Autologous chondorcyte implantation, or ACI, involves removing cartilage cells from the knee or the ankle and growing them in a lab. Once grown, the cartilage is transplanted to the talus. ACI usually involves an ostetomy in order to implant the cells.
In matrix-induced autologous chondrocyte implantation, or MACI, cells are grown on a special backing material, or "matrix," and then transplanted to the talus. In the authors' experience, an osteotomy is not necessary to implant the cells.
According to Dr. Mitchell, of these two techniques, the newer MACI technique may offer the most benefits to the patient.

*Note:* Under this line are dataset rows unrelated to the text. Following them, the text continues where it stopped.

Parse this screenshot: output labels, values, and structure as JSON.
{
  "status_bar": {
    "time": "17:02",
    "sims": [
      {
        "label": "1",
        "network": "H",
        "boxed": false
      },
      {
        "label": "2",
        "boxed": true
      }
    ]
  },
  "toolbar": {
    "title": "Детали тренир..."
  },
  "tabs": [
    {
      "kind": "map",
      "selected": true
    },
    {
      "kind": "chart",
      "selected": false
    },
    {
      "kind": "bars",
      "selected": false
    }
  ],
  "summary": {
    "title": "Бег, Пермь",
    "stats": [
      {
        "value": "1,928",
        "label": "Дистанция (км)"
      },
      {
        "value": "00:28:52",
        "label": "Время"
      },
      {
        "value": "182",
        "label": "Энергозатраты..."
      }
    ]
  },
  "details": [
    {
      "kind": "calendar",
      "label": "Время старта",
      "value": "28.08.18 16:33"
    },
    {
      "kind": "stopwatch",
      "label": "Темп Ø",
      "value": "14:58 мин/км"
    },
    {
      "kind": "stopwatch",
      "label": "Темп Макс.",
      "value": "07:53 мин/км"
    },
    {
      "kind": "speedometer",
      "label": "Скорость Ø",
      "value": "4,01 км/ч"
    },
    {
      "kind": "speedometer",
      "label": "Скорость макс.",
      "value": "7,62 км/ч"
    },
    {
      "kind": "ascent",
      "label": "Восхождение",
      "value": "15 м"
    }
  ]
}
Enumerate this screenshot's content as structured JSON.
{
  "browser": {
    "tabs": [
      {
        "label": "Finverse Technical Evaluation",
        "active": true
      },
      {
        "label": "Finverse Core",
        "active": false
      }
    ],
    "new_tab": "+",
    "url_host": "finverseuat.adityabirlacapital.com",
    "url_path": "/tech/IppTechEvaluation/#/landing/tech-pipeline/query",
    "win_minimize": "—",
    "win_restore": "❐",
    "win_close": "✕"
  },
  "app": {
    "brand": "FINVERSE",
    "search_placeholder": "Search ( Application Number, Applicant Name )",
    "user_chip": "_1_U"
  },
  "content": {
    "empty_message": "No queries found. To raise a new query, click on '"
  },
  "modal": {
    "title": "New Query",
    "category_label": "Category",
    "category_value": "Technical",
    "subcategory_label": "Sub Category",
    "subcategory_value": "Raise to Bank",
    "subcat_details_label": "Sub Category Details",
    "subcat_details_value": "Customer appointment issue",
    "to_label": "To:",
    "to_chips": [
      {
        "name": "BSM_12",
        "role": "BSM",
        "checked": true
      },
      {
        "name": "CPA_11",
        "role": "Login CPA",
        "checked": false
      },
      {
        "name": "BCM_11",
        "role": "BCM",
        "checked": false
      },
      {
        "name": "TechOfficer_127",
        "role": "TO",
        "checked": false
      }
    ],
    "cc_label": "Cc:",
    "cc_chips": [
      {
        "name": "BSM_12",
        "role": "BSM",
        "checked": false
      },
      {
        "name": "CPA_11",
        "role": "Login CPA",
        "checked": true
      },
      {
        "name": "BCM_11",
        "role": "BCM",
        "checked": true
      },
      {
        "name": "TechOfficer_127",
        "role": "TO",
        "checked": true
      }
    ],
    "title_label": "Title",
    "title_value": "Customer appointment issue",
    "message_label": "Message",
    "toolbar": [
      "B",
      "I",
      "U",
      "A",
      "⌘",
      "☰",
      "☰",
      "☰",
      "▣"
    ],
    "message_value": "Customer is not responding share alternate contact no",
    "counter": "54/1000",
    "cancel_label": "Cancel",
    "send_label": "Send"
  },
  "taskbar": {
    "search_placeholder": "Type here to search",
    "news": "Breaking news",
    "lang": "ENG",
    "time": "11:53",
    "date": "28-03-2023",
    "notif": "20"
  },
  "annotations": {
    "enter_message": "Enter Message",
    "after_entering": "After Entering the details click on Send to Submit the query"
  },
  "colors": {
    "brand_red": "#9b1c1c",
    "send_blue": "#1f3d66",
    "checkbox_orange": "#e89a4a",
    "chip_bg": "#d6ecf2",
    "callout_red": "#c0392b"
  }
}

"Both ACI and MACI show a lot of promise, but I think the advantage of MACI is that an osteotomy is not necessary in order to successfully implant the matrix. You only need to make an incision to place the graft, which decreases the morbidity of the procedure quite a bit," he said.
"In my experience so far with this emerging technique in Australia, the results have been as good as, or better than, other restorative techniques," he added.
The study has been published in the July 2009 issue of the Journal of the American Academy of Orthopaedic Surgeons (JAAOS).